Cela devrait être possible, avec la maîtrise de l’homme sur la vie, avec le pouvoir qu’il s’est arrogé de supprimer toute contrainte, de prendre une liberté sans frein. Rien ne peut plus lui résister. Il reste tout juste à faire taire les chiens, qui aboient d’autant plus furieusement qu’ils sentent approcher le danger d’un bonheur unilatéral, d’une béatitude sans contrepartie, d’un évangile expurgé de toute exigence.

Pourquoi se tourmenter quand on peut avoir sans peine tout ce qui plait au regard et à l’esprit ? Au rencart ces trouble-fête qui affirment, par exemple : « Tout ce qu’il y a dans le monde, les désirs égoïstes de la nature humaine, les désirs du regard, l’orgueil de la richesse (…) est en train de disparaître [1]. Qu’est-ce qui empêche d’arracher ces pages de l’Écriture qui annoncent le malheur à qui oserait vouloir faire pousser des roses sans épines, de ne garder des Béatitudes que la première page et d’arracher la suivante qui parle de malheur ?

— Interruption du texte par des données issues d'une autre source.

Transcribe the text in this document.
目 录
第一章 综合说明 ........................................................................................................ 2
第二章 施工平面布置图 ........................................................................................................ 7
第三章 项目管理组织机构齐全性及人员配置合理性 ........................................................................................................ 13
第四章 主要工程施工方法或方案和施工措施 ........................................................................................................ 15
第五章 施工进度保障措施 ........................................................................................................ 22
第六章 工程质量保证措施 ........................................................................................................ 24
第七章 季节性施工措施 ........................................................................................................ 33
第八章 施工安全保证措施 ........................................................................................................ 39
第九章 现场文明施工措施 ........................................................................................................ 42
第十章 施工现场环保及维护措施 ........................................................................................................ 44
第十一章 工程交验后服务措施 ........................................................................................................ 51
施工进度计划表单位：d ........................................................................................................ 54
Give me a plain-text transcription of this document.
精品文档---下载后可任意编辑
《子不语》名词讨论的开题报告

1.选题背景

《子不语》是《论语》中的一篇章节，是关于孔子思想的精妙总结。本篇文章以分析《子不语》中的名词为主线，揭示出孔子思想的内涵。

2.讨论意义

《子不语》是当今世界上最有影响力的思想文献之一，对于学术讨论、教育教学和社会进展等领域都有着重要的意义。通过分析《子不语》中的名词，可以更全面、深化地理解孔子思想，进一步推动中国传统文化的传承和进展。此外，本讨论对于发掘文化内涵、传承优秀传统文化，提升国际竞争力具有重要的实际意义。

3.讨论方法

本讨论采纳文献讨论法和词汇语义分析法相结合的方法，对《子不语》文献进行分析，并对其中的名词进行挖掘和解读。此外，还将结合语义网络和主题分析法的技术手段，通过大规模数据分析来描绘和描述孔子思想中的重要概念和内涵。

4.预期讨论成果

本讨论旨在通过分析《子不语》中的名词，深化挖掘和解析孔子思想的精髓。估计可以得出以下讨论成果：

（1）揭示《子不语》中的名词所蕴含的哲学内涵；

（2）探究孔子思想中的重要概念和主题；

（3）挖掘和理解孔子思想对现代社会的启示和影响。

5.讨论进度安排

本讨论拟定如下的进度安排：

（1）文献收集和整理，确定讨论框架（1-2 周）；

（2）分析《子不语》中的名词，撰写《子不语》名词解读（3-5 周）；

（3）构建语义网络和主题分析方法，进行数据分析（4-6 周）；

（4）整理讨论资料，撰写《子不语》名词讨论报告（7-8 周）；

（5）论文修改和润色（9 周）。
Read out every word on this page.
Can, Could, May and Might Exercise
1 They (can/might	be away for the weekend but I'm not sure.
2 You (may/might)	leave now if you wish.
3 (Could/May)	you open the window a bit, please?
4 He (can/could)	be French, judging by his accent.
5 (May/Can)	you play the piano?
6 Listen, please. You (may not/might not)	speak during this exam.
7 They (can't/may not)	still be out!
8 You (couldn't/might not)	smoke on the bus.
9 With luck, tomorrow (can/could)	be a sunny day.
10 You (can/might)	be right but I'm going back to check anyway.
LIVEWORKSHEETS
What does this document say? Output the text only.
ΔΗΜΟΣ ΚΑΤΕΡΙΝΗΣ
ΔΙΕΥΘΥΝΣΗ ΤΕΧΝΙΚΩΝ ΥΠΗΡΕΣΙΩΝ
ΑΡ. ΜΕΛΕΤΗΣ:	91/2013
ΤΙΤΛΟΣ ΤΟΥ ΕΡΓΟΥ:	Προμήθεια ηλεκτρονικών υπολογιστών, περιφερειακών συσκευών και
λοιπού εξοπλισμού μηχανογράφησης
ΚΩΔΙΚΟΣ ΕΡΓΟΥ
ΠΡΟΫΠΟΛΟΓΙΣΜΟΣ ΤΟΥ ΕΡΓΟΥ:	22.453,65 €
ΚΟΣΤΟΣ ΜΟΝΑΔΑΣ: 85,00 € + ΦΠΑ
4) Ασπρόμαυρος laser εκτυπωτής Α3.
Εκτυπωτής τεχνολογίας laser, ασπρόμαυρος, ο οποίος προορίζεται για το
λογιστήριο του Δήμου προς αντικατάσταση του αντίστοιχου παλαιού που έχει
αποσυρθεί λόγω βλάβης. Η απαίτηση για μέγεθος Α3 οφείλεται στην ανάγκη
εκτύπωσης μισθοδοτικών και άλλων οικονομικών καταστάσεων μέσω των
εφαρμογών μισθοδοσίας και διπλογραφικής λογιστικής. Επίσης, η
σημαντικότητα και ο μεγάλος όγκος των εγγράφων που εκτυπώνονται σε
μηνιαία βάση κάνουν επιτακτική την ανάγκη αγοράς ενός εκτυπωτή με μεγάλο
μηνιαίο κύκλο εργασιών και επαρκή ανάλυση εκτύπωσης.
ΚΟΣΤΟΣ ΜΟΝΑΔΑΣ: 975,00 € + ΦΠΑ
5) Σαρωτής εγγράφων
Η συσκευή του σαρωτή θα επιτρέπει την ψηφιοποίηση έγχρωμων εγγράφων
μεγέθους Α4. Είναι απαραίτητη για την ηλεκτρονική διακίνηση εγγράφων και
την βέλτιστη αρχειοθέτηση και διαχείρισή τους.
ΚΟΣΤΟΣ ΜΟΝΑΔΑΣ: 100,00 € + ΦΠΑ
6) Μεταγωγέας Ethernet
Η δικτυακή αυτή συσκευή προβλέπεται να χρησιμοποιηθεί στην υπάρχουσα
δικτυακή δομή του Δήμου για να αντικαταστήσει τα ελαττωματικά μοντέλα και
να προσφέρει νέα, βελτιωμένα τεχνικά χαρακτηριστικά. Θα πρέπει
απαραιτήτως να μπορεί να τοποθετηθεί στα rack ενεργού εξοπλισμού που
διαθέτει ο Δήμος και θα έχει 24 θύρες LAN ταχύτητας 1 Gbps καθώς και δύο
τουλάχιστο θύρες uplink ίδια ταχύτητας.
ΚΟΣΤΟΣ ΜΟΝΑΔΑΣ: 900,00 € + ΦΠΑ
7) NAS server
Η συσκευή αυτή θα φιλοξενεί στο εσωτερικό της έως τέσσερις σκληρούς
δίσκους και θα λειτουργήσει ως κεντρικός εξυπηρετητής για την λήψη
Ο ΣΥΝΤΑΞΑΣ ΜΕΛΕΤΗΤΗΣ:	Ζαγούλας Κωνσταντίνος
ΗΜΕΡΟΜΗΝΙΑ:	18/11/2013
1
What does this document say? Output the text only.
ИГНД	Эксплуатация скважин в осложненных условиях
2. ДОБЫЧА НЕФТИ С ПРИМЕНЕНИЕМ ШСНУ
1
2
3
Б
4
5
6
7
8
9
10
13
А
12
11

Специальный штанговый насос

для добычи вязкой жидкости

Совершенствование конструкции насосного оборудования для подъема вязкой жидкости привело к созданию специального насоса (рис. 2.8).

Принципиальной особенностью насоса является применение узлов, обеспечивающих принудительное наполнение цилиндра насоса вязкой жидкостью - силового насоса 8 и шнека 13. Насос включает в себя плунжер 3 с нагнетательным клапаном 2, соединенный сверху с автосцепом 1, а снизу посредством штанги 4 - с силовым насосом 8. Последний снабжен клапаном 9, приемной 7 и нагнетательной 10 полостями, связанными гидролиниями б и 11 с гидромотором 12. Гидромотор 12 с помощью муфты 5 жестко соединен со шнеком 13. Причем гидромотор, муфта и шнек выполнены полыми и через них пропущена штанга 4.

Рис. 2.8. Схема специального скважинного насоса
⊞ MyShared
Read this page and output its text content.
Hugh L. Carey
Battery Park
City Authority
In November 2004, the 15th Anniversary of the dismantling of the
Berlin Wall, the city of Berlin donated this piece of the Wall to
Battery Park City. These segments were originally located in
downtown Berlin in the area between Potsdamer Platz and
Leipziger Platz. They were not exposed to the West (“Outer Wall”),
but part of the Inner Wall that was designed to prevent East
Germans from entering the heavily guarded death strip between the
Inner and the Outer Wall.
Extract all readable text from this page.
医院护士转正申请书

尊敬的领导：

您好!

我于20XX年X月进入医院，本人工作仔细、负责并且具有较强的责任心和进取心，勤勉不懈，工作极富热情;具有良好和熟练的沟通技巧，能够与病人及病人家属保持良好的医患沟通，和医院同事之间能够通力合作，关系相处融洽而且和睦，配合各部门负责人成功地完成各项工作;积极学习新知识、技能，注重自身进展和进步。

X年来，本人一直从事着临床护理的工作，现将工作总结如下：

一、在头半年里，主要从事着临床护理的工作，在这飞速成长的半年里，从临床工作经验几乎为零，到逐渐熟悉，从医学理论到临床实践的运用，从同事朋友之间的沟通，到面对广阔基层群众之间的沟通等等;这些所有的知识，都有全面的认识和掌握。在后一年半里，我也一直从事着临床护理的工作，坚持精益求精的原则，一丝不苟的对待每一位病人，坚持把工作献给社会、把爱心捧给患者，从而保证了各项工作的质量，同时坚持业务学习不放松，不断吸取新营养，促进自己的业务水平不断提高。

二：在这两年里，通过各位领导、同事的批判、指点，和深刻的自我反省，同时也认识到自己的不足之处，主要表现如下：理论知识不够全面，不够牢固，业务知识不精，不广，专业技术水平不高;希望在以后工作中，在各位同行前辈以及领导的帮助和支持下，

Pierre le savait d’expérience, qui était tombé dans le panneau de vouloir aller à la lumière de Pâques sans passer par le vendredi noir. Qu’à cela ne tienne, avait-il répondu à son maître, Dieu ne permettra pas à ce jour de ténèbres d’arriver. De quel Dieu parlait-il ?

Ne garder que le rire sans les larmes. Peu importe que le rire qui n’a pas passé par les larmes soit frelaté. Il suffit de bruler tout bonnement le Livre. Trop longtemps on a craint de le faire. Il suffisait d’exorciser la crainte en clouant au pilori ceux qui jouaient avec. Des gens bien intentionnés s’en sont chargés. On les avait béatement applaudis. Après que le Livre fût brulé, il restait des parasites dans la musique du bonheur à bas prix, les scrupules des gens scrupuleux, la conscience, ce témoin gênant tout au fond de l’homme. Qu’à cela ne tienne ! On jetterait au fond de ce puits sans fond l’Auteur de ces nuisances. On avait les moyens de bétonner l’orifice.

Et que commence la fête sans aucune retenue, la danse des fous ! Ce serait le Paradis sur terre, celui que se donnait l’homme après avoir pris le pouvoir en mettant au cachot Celui qui lui portait ombrage. C’était d’autant plus facile que Celui-là ne disait mot. Enfin le bonheur sans ombre.

Mais que voila ? De l’Est d’Eden, là où se situait le Paradis premier, surgit une tempête qu’on n’avait pas soupçonnée. Le vrai Paradis se rappelait au souvenir de l’homme qui jouait à Dieu. On ne viole pas impunément les Lois de la nature, elle finit toujours par se venger. Des visionnaires l’avaient annoncé de longue date [2].

Que restera-t-il de ce jardin de roses sans épines ? Un espace envahi par des ronces sans roses. Et rien ne fera, ni les incantations des incantateurs, ni les inventions de la technologie avancée. Vous bombardez une puce et vous vous plaignez que le beau jardin soit devenu un champ de bataille parsemé de trous béants, tout juste là où se situait le premier Paradis.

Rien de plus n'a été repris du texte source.